1.42 onzelfstandig kantoor
een kantoor welke ter plaatse rechtstreeks verbonden is aan en ten dienste staat van een bedrijf.
1.43 oorspronkelijke achtergevel
de achtergevel van het hoofdgebouw van de woning, exclusief ondergeschikte aan - en uitbouwen, waarvoor de eerste maal een bouwvergunning was verleend
1.44 overkapping
een bouwwerk, geen gebouw zijnde, voorzien van een gesloten dak en met aan ten hoogste één zijde een gesloten wand, dat ruimtelijk ondergeschikt is aan het hoofdgebouw.
1.45 peil
voor gebouwen, waarvan de hoofdtoegang onmiddellijk aan een weg grenst: de hoogte van de kruin van de weg ter plaatse van die hoofdtoegang. In andere gevallen: de gemiddelde hoogte van het aansluitende afgewerkte maaiveld.
1.46 showroom
een vaste (afgebakende) en voor klanten toegankelijke ruimte in een bedrijfsgebouw waar producten ten toon worden gesteld, waaronder geen detailhandel wordt verstaan en geen verkoopfunctie (kassa) ter plaatse aanwezig is om ter plaatse goederen of diensten te betalen, met als doel dat klanten deze producten beter kunnen bekijken.
1.47 straatmeubilair
bouwwerken ten behoeve van al dan niet openbare (nuts) voorzieningen, zoals:
verkeersgeleiders, verkeersborden, informatieborden, zitbanken, bloembakken, telefooncellen, abri’s, kunstwerken, bushaltes, speeltoestellen, fietsenrekken en draagconstructies voor reclame; kleinschalige bouwwerken ten behoeve van (openbare) nutsvoorzieningen met een inhoud van ten hoogste 50m3 en een bouwhoogte van ten hoogste 3 meter, waaronder begrepen voorzieningen ten behoeve van telecommunicatie, energievoorzieningen en brandkranen; afvalinzamelsystemen
1.48 tuincentrum
het bedrijfsmatig te koop aanbieden (waaronder de uitstalling ten verkoop) van producten voor tuindecoratie (waaronder begrepen bloemen, planten, zaden en daaraan verwante benodigdheden, zoals tuingereedschappen en –beschermingsproducten, grondproducten, vijvers, potten, sierbestrating, kunstgras, tuinhout, tuinmeubelen en (tuin)kookbenodigdheden), woon(sfeer)decoratie, kleine (huis)dieren, dierenverzorging en –speelgoed en verhuur van tuingereedschappen, met dien verstande dat het aandeel niet-levend assortiment en kleine (huis)dieren ruimtelijk ondergeschikt is aan het levend assortiment.
1.49 uitbouw
uitbreiding van een ruimte in het hoofdgebouw tot buiten het bestaande oorspronkelijke hoofdgebouw en welke ruimtelijk ondergeschikt is aan het hoofdgebouw.

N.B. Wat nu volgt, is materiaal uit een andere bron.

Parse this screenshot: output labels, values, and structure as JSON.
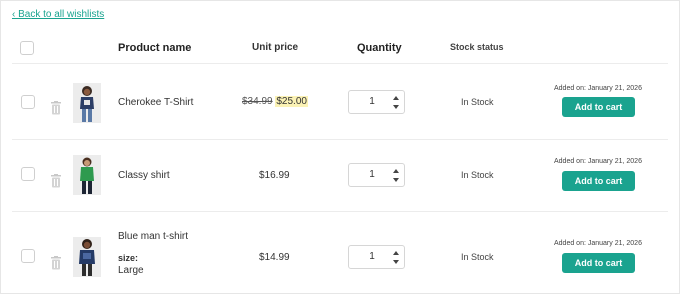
{
  "back_link": "‹ Back to all wishlists",
  "headers": {
    "product": "Product name",
    "price": "Unit price",
    "quantity": "Quantity",
    "stock": "Stock status"
  },
  "rows": [
    {
      "name": "Cherokee T-Shirt",
      "old_price": "$34.99",
      "price": "$25.00",
      "quantity": "1",
      "stock": "In Stock",
      "added_on": "Added on: January 21, 2026",
      "cart_label": "Add to cart"
    },
    {
      "name": "Classy shirt",
      "price": "$16.99",
      "quantity": "1",
      "stock": "In Stock",
      "added_on": "Added on: January 21, 2026",
      "cart_label": "Add to cart"
    },
    {
      "name": "Blue man t-shirt",
      "meta_label": "size:",
      "meta_value": "Large",
      "price": "$14.99",
      "quantity": "1",
      "stock": "In Stock",
      "added_on": "Added on: January 21, 2026",
      "cart_label": "Add to cart"
    }
  ],
  "colors": {
    "accent": "#1aa38f",
    "sale_highlight": "#fbf2b5"
  },
  "icons": {
    "delete": "trash-icon",
    "quantity": "up-down-arrows-icon"
  }
}
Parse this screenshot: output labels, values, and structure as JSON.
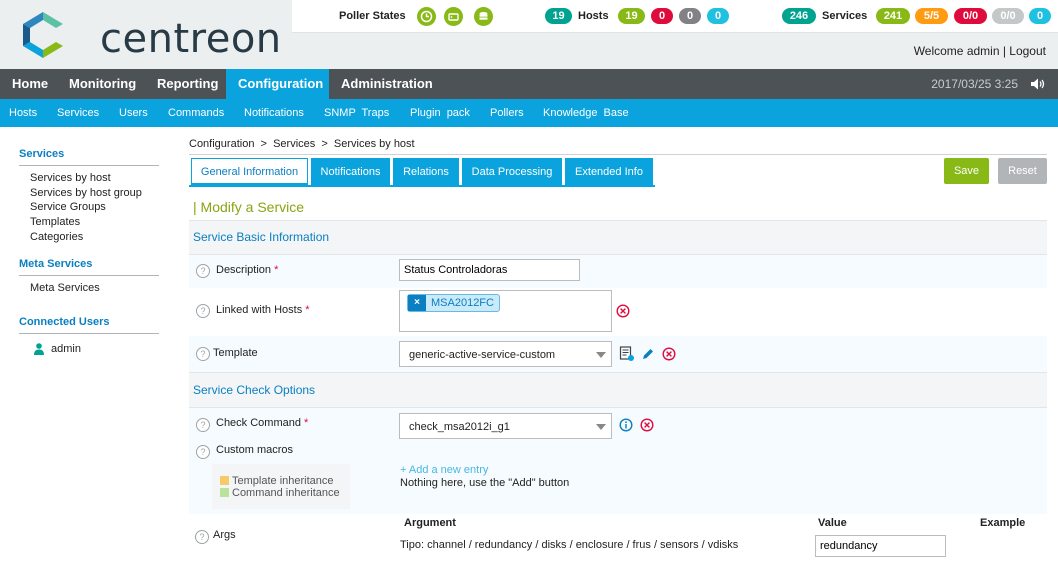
{
  "header": {
    "logo_text": "centreon",
    "poller_states_label": "Poller States",
    "hosts_label": "Hosts",
    "services_label": "Services",
    "hosts_counts": {
      "total": "19",
      "up": "19",
      "down": "0",
      "unreachable": "0",
      "pending": "0"
    },
    "services_counts": {
      "total": "246",
      "ok": "241",
      "warning": "5/5",
      "critical": "0/0",
      "unknown": "0/0",
      "pending": "0"
    },
    "welcome": "Welcome admin | Logout"
  },
  "main_menu": {
    "items": [
      "Home",
      "Monitoring",
      "Reporting",
      "Configuration",
      "Administration"
    ],
    "active": "Configuration",
    "datetime": "2017/03/25  3:25"
  },
  "sub_menu": {
    "items": [
      "Hosts",
      "Services",
      "Users",
      "Commands",
      "Notifications",
      "SNMP  Traps",
      "Plugin  pack",
      "Pollers",
      "Knowledge  Base"
    ]
  },
  "sidebar": {
    "services_title": "Services",
    "services_links": [
      "Services by host",
      "Services by host group",
      "Service Groups",
      "Templates",
      "Categories"
    ],
    "meta_title": "Meta Services",
    "meta_links": [
      "Meta Services"
    ],
    "connected_title": "Connected Users",
    "connected_users": [
      "admin"
    ]
  },
  "breadcrumb": "Configuration  >  Services  >  Services by host",
  "tabs": [
    "General Information",
    "Notifications",
    "Relations",
    "Data Processing",
    "Extended Info"
  ],
  "buttons": {
    "save": "Save",
    "reset": "Reset"
  },
  "form": {
    "title": "| Modify a Service",
    "basic_section": "Service Basic Information",
    "description_label": "Description",
    "description_value": "Status Controladoras",
    "linked_hosts_label": "Linked with Hosts",
    "linked_hosts": [
      "MSA2012FC"
    ],
    "template_label": "Template",
    "template_value": "generic-active-service-custom",
    "check_section": "Service Check Options",
    "check_command_label": "Check Command",
    "check_command_value": "check_msa2012i_g1",
    "custom_macros_label": "Custom macros",
    "template_inheritance": "Template inheritance",
    "command_inheritance": "Command inheritance",
    "add_entry": "+ Add a new entry",
    "nothing_here": "Nothing here, use the \"Add\" button",
    "args_label": "Args",
    "args_columns": {
      "argument": "Argument",
      "value": "Value",
      "example": "Example"
    },
    "arg_description": "Tipo: channel / redundancy / disks / enclosure / frus / sensors / vdisks",
    "arg_value": "redundancy",
    "required_mark": "*",
    "help_mark": "?"
  },
  "colors": {
    "accent_blue": "#0aa3dd",
    "menu_dark": "#4d5257",
    "ok_green": "#88b917",
    "title_green": "#88a511"
  }
}
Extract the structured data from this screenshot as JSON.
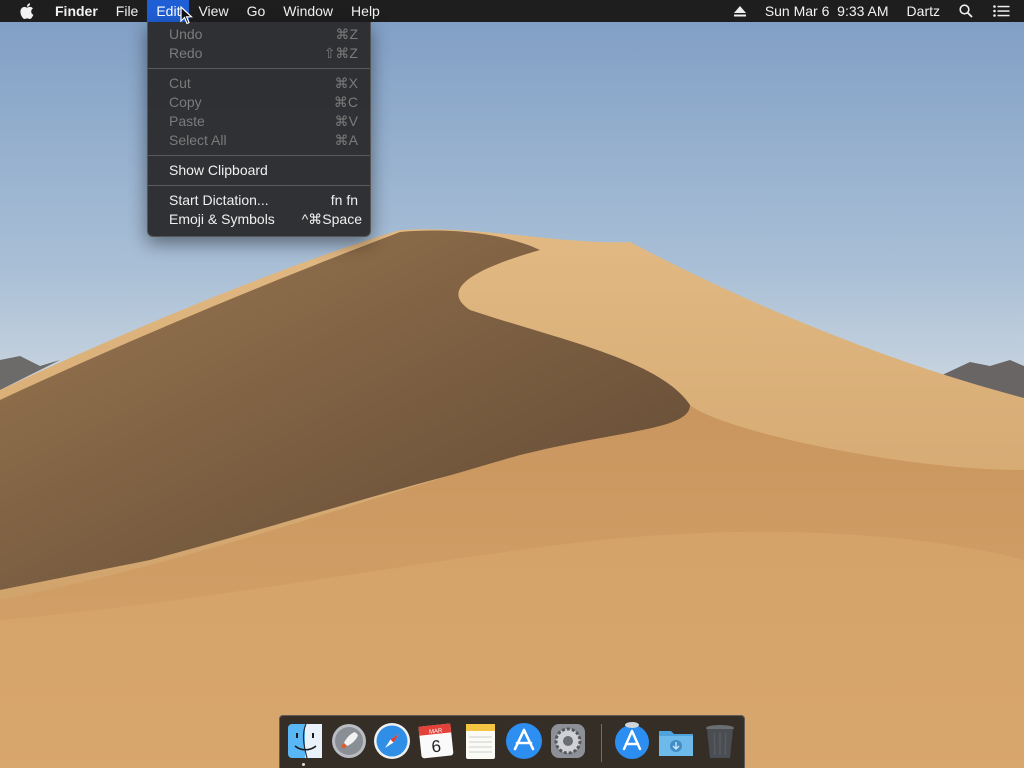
{
  "menubar": {
    "app_name": "Finder",
    "menus": [
      "File",
      "Edit",
      "View",
      "Go",
      "Window",
      "Help"
    ],
    "clock": "Sun Mar 6  9:33 AM",
    "user": "Dartz"
  },
  "edit_menu": {
    "items": [
      {
        "label": "Undo",
        "shortcut": "⌘Z",
        "enabled": false
      },
      {
        "label": "Redo",
        "shortcut": "⇧⌘Z",
        "enabled": false
      },
      {
        "label": "Cut",
        "shortcut": "⌘X",
        "enabled": false
      },
      {
        "label": "Copy",
        "shortcut": "⌘C",
        "enabled": false
      },
      {
        "label": "Paste",
        "shortcut": "⌘V",
        "enabled": false
      },
      {
        "label": "Select All",
        "shortcut": "⌘A",
        "enabled": false
      },
      {
        "label": "Show Clipboard",
        "shortcut": "",
        "enabled": true
      },
      {
        "label": "Start Dictation...",
        "shortcut": "fn fn",
        "enabled": true
      },
      {
        "label": "Emoji & Symbols",
        "shortcut": "^⌘Space",
        "enabled": true
      }
    ]
  },
  "dock": {
    "calendar_month": "MAR",
    "calendar_day": "6",
    "apps": [
      "finder-icon",
      "launchpad-icon",
      "safari-icon",
      "calendar-icon",
      "notes-icon",
      "app-store-icon",
      "system-preferences-icon",
      "app-store-download-icon",
      "downloads-folder-icon",
      "trash-icon"
    ]
  },
  "colors": {
    "menubar_bg": "#1e1e1f",
    "menu_highlight": "#1f5fd6",
    "menu_bg": "#2c2c2e",
    "disabled_text": "#7b7b7b"
  }
}
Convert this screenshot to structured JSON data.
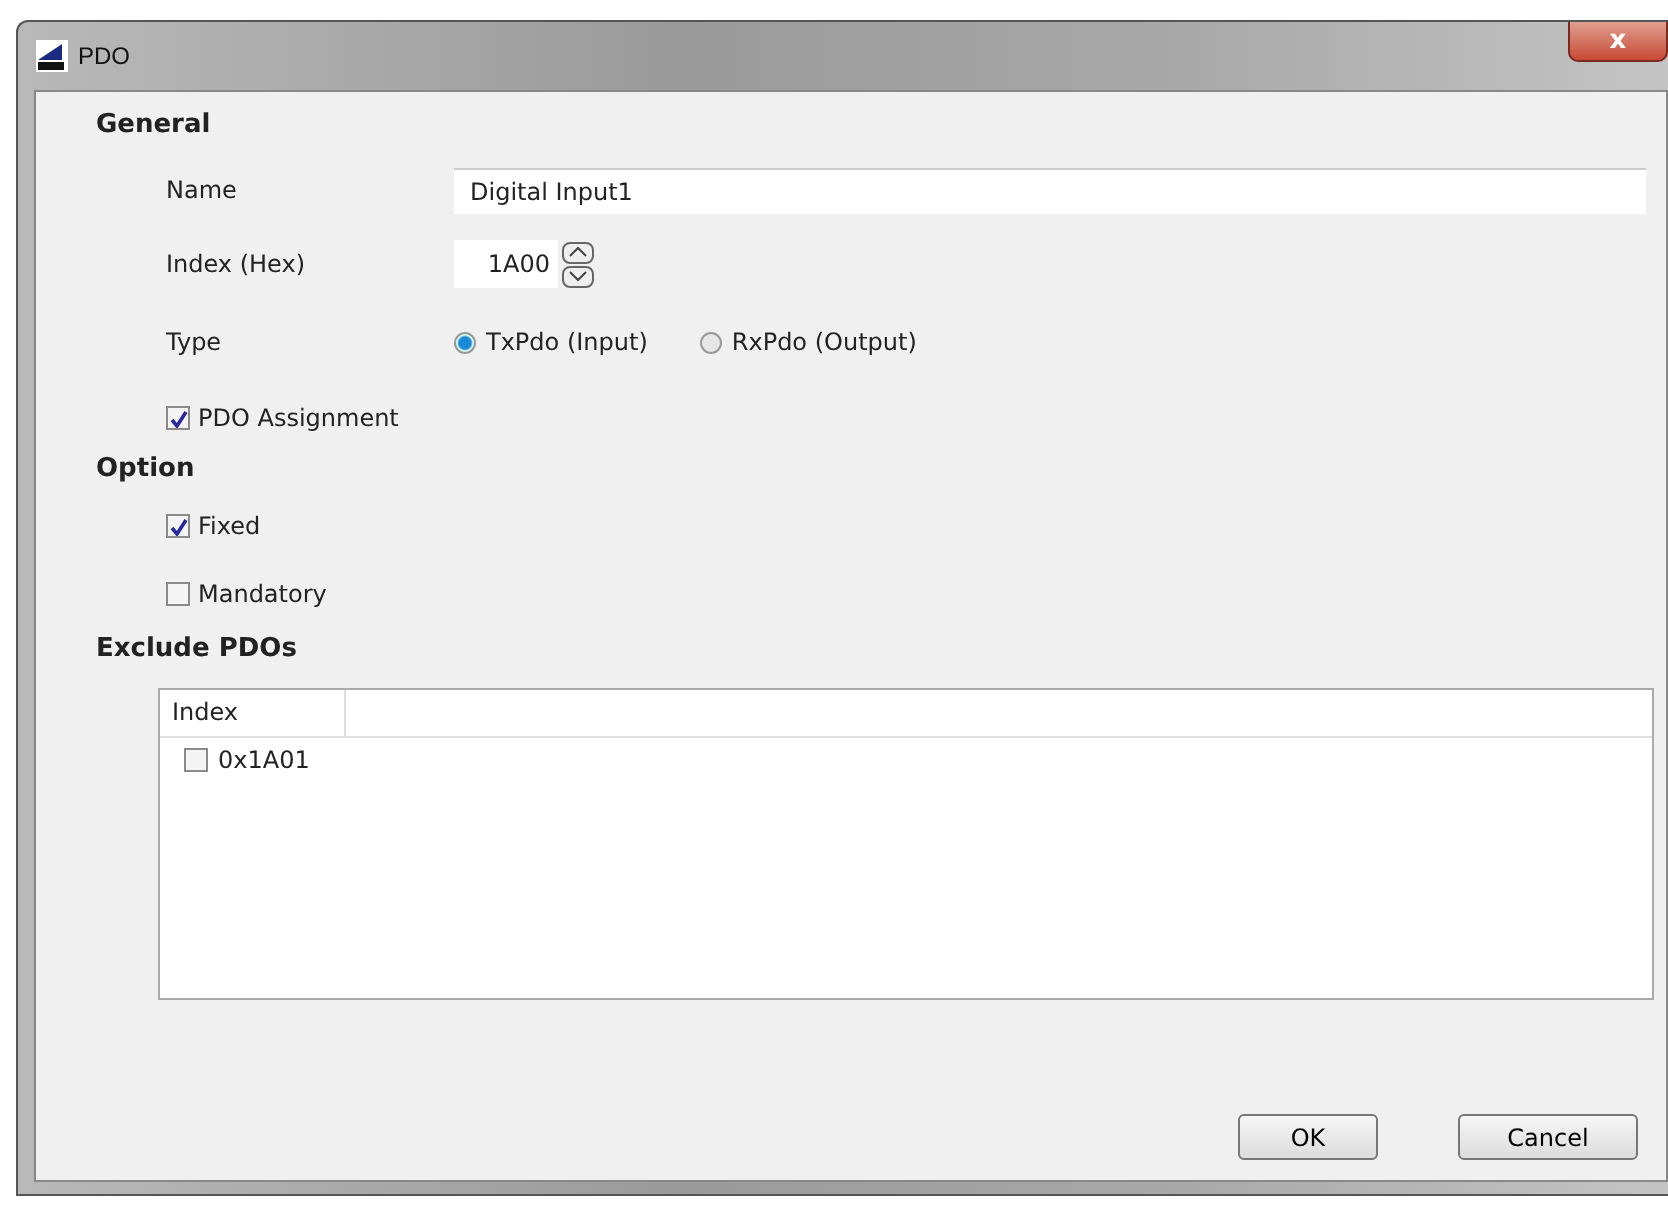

1.50 volumineuze detailhandel
detailhandel in brand- en explosiegevaarlijke stoffen, auto's, boten en caravans, grove bouw- en tuinmaterialen, keukens en sanitair en opslag daarvan.
1.51 voorgevel
de naar de weg gekeerde zijde of aan de voorzijde van een gebouw gelegen gevel en/of waar deze op de planverbeelding is aangegeven met een aanduiding .
1.52 voorgevelrooilijn
de lijn welke kan worden getrokken in het verlengde van de naar het openbare gebied gekeerde gevel(s) van de hoofdbebouwing
1.53 wgh-inrichting
een bedrijf in de zin van artikel 41 van de Wet geluidhinder en artikel 2.4 van het Inrichtingen- en vergunningenbesluit milieubeheer.
1.54 woning
een complex van ruimten, dat blijkens zijn indeling en inrichting bestemd is voor de huisvesting van een gezinshuishouden.
1.55 zelfstandig kantoor
een kantoor welke ter plaatse niet rechtstreeks verbonden is aan en/of ten dienste staat van een bedrijf.
1.56 zijerf
de gronden die behoren bij het hoofdgebouw en gelegen zijn aan de zijkant(en) van dat hoofdgebouw tussen de denkbeeldige lijnen in het verlengde van de voor- en achtergevel van het hoofdgebouw.